石村,清晨的阳光透过那晶莹剔透的枝叶,洒下点点斑驳的光影。
小院内,茶香袅袅。
几张石凳,一方石桌,围坐着的却并非凡俗之辈,而是足以让整个九天十地都为之颤抖的恐怖存在。
身穿五彩羽衣的真凰女子,端着茶盏,目光缓缓扫过在座的众人。
她看着那身披青金战甲、气血如龙的真龙,看着一身金甲、英气逼人的女鲲鹏,最后目光落在那株扎根于虚空、风华绝代的柳树法相之上。
一种恍如隔世的不真实感,涌上心头。
“没想到,真的还能再见到诸位道友呢。”
真凰轻声开口,声音如凤鸣般清脆悦耳,却带着无尽的沧桑。
“仙古一战,天地崩碎,我还以为大家早已陨落在那个黑暗的纪元里,化作了尘埃。”
那时太惨烈了,十凶死的死,残的残,祖祭灵更是只身杀入异域,生死不知。
谁能想到,在这下界八域的一个小山村里,昔日的战友竟然能够重聚。
“是啊,沧海桑田。”
真龙放下手中的酒碗,豪迈一笑,眼眶却有些微红,“若非叶道友手段通天,逆转了生死阴阳,我们这几个老家伙,恐怕真的只能活在古籍的只言片语中了。”
说到这里,真龙对着主座上的叶玄举杯致意。
女鲲鹏也是点头,金色的眸子中满是感激:“特别是真凰姐姐,你涅槃失败,真灵两分,若无尊上出手,恐怕永世都无法归一,只能浑浑噩噩地做一只凡鸟。”

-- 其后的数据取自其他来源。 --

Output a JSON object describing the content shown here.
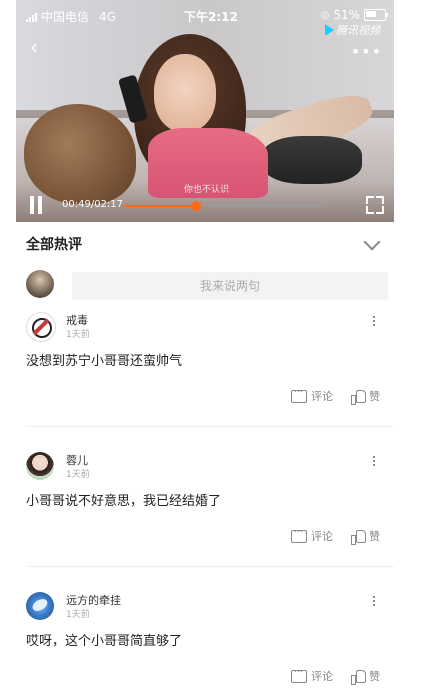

叶玄坐在主位,神色淡然,轻轻抿了一口悟道茶,微笑道:
“诸位前辈言重了。你们皆是有大功绩于这方天地,命不该绝。我不过是顺水推舟,做了该做之事。”
一旁的柳神,静静地看着这个白衣胜雪的青年。
她的美眸中,流露出一抹难以掩饰的自豪。
这就是她的弟子。
从大荒中走出,手段神鬼莫测,不仅复活了三大十凶,更是轻易镇压了异域巨头。
假以时日,或许他真的能打破这天地的桎梏,做到连那些仙王都做不到的事情——破王成帝,平定黑暗动乱。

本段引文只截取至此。